Today we woke up at about 6.30 to a snowy and cold world at Camp 1, our third or fourth morning here, I can no longer remember. Looking out of the tent however gave no suggestion that we were going anywhere soon. The wind was still howling down the valley, and there was at least two inches of snow and ice outside. On the upside, the sky was blue – bluer than we’d seen it so far in fact. That also made it colder though – the temperature outside was about -10C.
We were visited by Peter at about 8am, to say that the move was on. We didn’t need to be told twice and began packing immediately. By around 10am everyone was fully laden with group gear, food, tents and our own kit, and we were moving slowly up the mountain. This was the same section where I’d had my ‘turn’ two days before, so I was not a little apprehensive. But I had to put those thoughts behind me – I’d been passed fit, and I was here to give this pig of a mountain my best shot.
We moved at a pretty slow pace, which suited me just fine. The strategy was three breaks for water, but no other stops at all. The sun continued to shine, and sadly I have no photographs to show for it. My camera battery died in the cold this morning, my iPhone is dead and has been for days, and I have no spare camera batteries with me. Lessons learned and all that.

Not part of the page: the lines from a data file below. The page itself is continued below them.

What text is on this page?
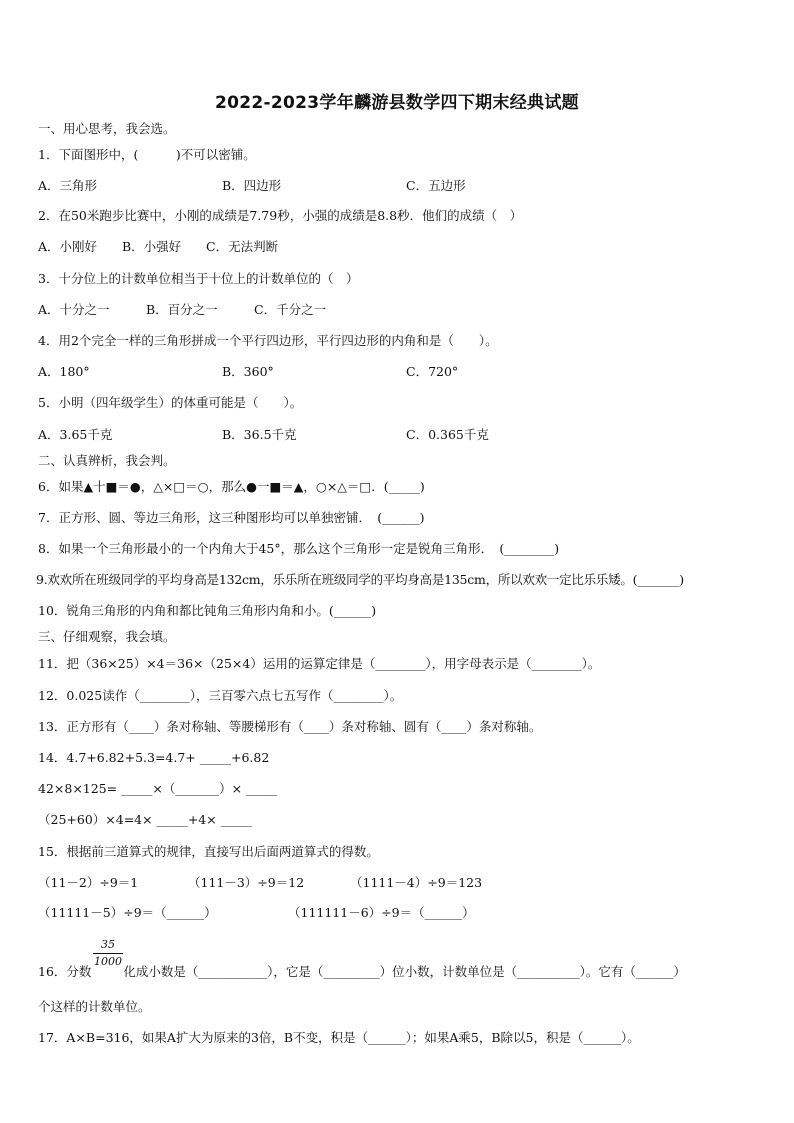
2022-2023学年麟游县数学四下期末经典试题
一、用心思考，我会选。
1．下面图形中，(　　　)不可以密铺。
A．三角形	B．四边形	C．五边形
2．在50米跑步比赛中，小刚的成绩是7.79秒，小强的成绩是8.8秒．他们的成绩（　）
A．小刚好 B．小强好 C．无法判断
3．十分位上的计数单位相当于十位上的计数单位的（　）
A．十分之一	B．百分之一	C．千分之一
4．用2个完全一样的三角形拼成一个平行四边形，平行四边形的内角和是（　　）。
A．180°	B．360°	C．720°
5．小明（四年级学生）的体重可能是（　　）。
A．3.65千克	B．36.5千克	C．0.365千克
二、认真辨析，我会判。
6．如果▲十■＝●，△×□＝○，那么●一■＝▲，○×△＝□．(_____)
7．正方形、圆、等边三角形，这三种图形均可以单独密铺．　(______)
8．如果一个三角形最小的一个内角大于45°，那么这个三角形一定是锐角三角形．　(________)
9.欢欢所在班级同学的平均身高是132cm，乐乐所在班级同学的平均身高是135cm，所以欢欢一定比乐乐矮。(_______)
10．锐角三角形的内角和都比钝角三角形内角和小。(______)
三、仔细观察，我会填。
11．把（36×25）×4＝36×（25×4）运用的运算定律是（________），用字母表示是（________）。
12．0.025读作（________），三百零六点七五写作（________）。
13．正方形有（____）条对称轴、等腰梯形有（____）条对称轴、圆有（____）条对称轴。
14．4.7+6.82+5.3=4.7+ _____+6.82
42×8×125= _____×（_______）× _____
（25+60）×4=4× _____+4× _____
15．根据前三道算式的规律，直接写出后面两道算式的得数。
（11－2）÷9＝1	（111－3）÷9＝12	（1111－4）÷9＝123
（11111－5）÷9＝（______）	（111111－6）÷9＝（______）
$\frac{35}{1000}$
16．分数	化成小数是（___________），它是（_________）位小数，计数单位是（__________）。它有（______）
个这样的计数单位。
17．A×B=316，如果A扩大为原来的3倍，B不变，积是（______）；如果A乘5，B除以5，积是（______）。
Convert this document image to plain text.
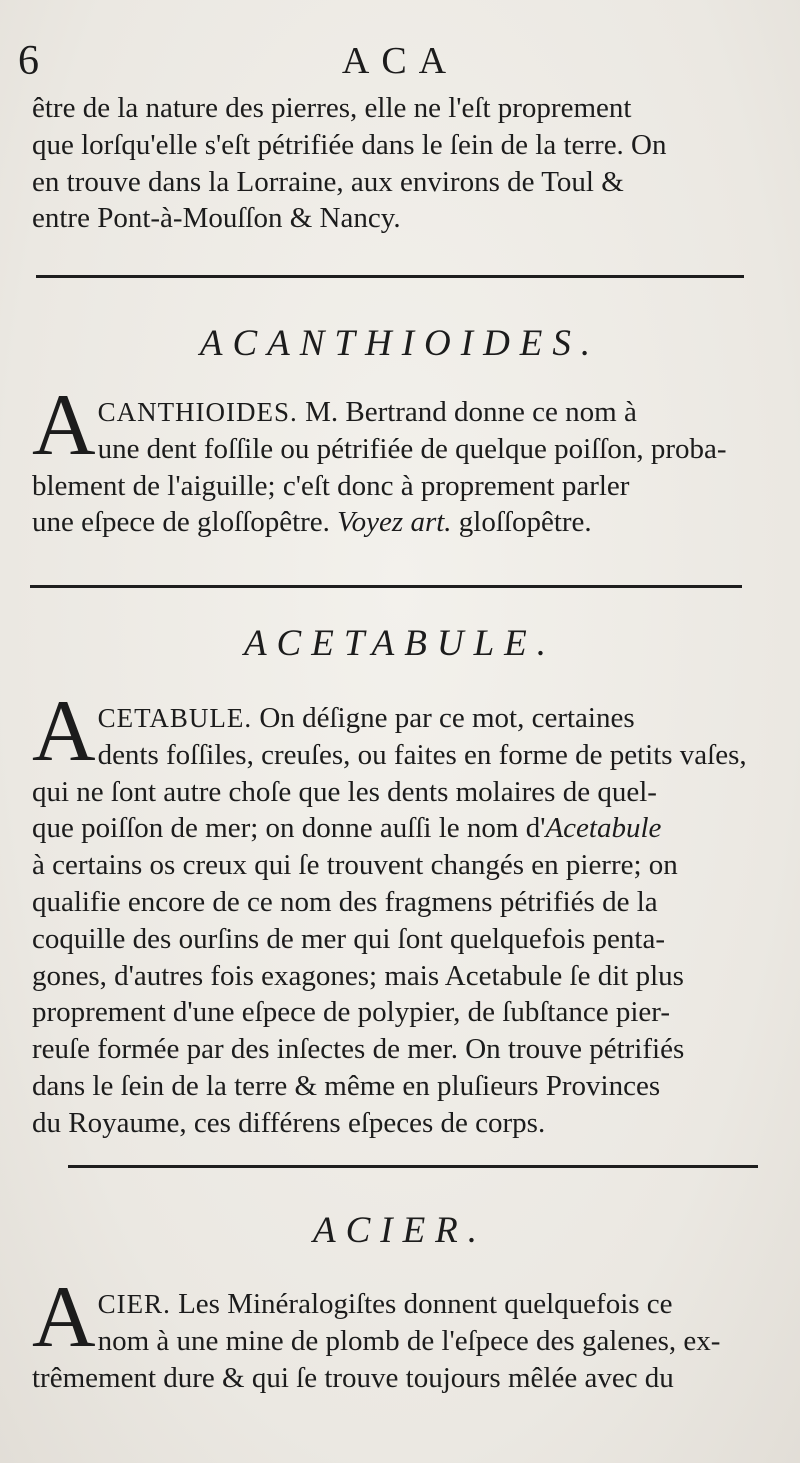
6	ACA

être de la nature des pierres, elle ne l'eſt proprement
que lorſqu'elle s'eſt pétrifiée dans le ſein de la terre. On
en trouve dans la Lorraine, aux environs de Toul &
entre Pont-à-Mouſſon & Nancy.

ACANTHIOIDES.

ACANTHIOIDES. M. Bertrand donne ce nom à
une dent foſſile ou pétrifiée de quelque poiſſon, proba-
blement de l'aiguille; c'eſt donc à proprement parler
une eſpece de gloſſopêtre. Voyez art. gloſſopêtre.

ACETABULE.

ACETABULE. On déſigne par ce mot, certaines
dents foſſiles, creuſes, ou faites en forme de petits vaſes,
qui ne ſont autre choſe que les dents molaires de quel-
que poiſſon de mer; on donne auſſi le nom d'Acetabule
à certains os creux qui ſe trouvent changés en pierre; on
qualifie encore de ce nom des fragmens pétrifiés de la
coquille des ourſins de mer qui ſont quelquefois penta-
gones, d'autres fois exagones; mais Acetabule ſe dit plus
proprement d'une eſpece de polypier, de ſubſtance pier-
reuſe formée par des inſectes de mer. On trouve pétrifiés
dans le ſein de la terre & même en pluſieurs Provinces
du Royaume, ces différens eſpeces de corps.

ACIER.

ACIER. Les Minéralogiſtes donnent quelquefois ce
nom à une mine de plomb de l'eſpece des galenes, ex-
trêmement dure & qui ſe trouve toujours mêlée avec du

The whole group stayed together and worked well. There were also at least two other groups headed up alongside us, one from RMI and the other I believe from Alpine Ascents. Everyone had been stuck at Camp 1 for at least four days, so this was moving day for everyone (due to the forecast), cold or no cold. At times the wind gusted brutally, and we had Goretex layers on top of down, plus long johns etc. I wondered just how colder this mountain could get.
I passed the point where I had previously ‘wobbled’ without incident, and we all got into Camp 2 (5,550m, or 17,900 ft) at about 2.30pm. By the time we had erected tents, using boulders this time instead of rocks, it was about 3.45pm. Camp 2 is wonderfully perched with spectacular views over the Andes, and I just wish I could take a picture. It was also due to be an altitude record for me in terms of sleeping, the previous highest being Gorak Shep in the Himalayas, so I just hoped I could sleep at all. Just being still in my sleeping bag, my resting heartbeat was over 100, and if you moved or sat up too quickly you were out of breath very quickly.
Having settled in, we figured that the plan from here should get us to a summit attempt around the 6th January (this is the 2nd as I write this). We’d move some stuff tomorrow, then come back here tomorrow night. Then weather permitting we’d move tents and Camp to High Camp at 19,800 feet or so on the 4th. A rest day on the 5th should give us a summit attempt early on the 6th January all being well.
But just after a dinner of pasta, pesto and sun dried tomatoes, Peter came to our tent to give us an update on the weather forecast. It seemed that bad weather (high winds of 50mph plus) was coming in on the 6th, and the 5th didn’t look much better either. There was however a full moon on the 4th, with potential winds of just 25kph, almost unheard of on this mountain. There was therefore a change of plan…….
We’d now move camp again tomorrow morning to High Camp as long as everyone felt up for it after our night here, and then after a brief sleep we’d go straight for the summit on the morning of the 4th. That’s about 36 hours from now! As explained to us, it was basically a one shot attempt, as if we didn’t make the weather window, we were going down.
I think we all knew at this point in time (or maybe it was just me, who knows) that to get 5,000 feet higher than we were now inside less than two days, having just come up 1,800 feet today, on the World’s tallest mountain outside of the Himalayas, that not all of us would make it. But it was on, and we’d get a shot, hopefully, and that was what we were all here for. It doesn’t, and couldn’t, get any more exciting than that.